By Brendan O’Brien
(Reuters) – Mississippi Governor Tate Reeves signed a bill into law on Tuesday that replaces the current state flag bearing a Confederate emblem, a gesture triggered by support across the United States to dismantle symbols of slavery and racism.
The removal of the flag, a long-simmering source of controversy in one of the breakaway Southern states that fought in the American Civil War of the 1860’s, follows the death of George Floyd, a Black man killed in police custody in Minnesota.
His death has sparked nationwide protests against racial injustice and police brutality, and revived demands for the removal of statues of Confederate leaders, Christopher Columbus and others considered symbols of racism and colonial oppression.
“I understand the need to commit the 1894 flag to history and find a banner that is a better emblem for all Mississippi,” Reeves said in a televised speech. “We must understand that all who want change are not attempting to erase history.”
The measure signed by Mississippi’s first-term Republican governor also created a commission to design a new state flag. Voters will have the chance to approve the design in November, Reeves’ office said in a statement.

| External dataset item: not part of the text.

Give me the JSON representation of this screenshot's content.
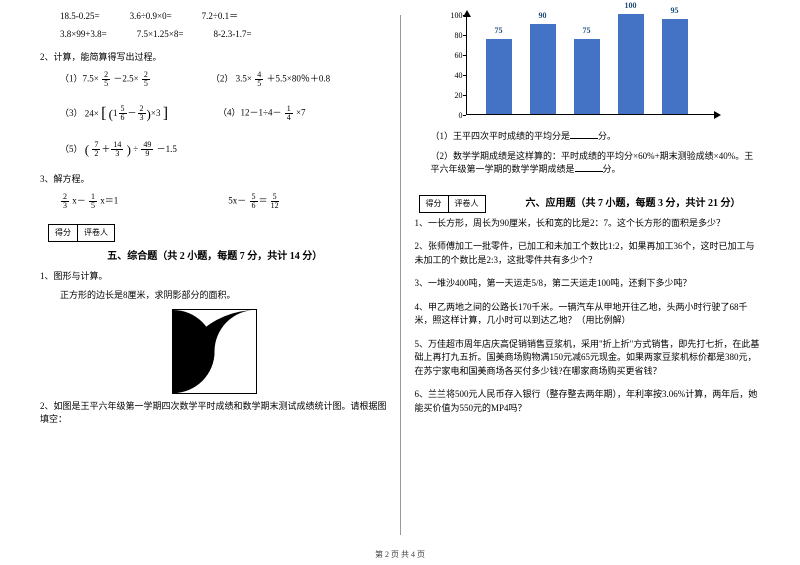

After the signing of the bill, a Mississippi state flag was removed from an array of flags of all states in the Dirksen tunnel at the U.S. Capitol, NBC said, citing a video.
The emblem was replaced with the Great Seal of Mississippi, portraying an eagle with spread wings and a shield with stars and stripes centered on its chest.
The state flag, which prominently features the so-called Confederate battle flag, had flown above the state Capitol building in Jackson for 126 years. It was taken down this weekend after state lawmakers approved the bill, media said.
In the 19th century, southern states faced with the prospect of having to give up slavery formed the Confederacy and broke away from the United States, leading to the Civil War, fought from 1861 to 1865.
Symbols of the failed rebellion were erected throughout the South during the years of racial segregation and violence known as the Jim Crow era. Despite years of progress and civil rights for Black Americans, many states resisted removing them.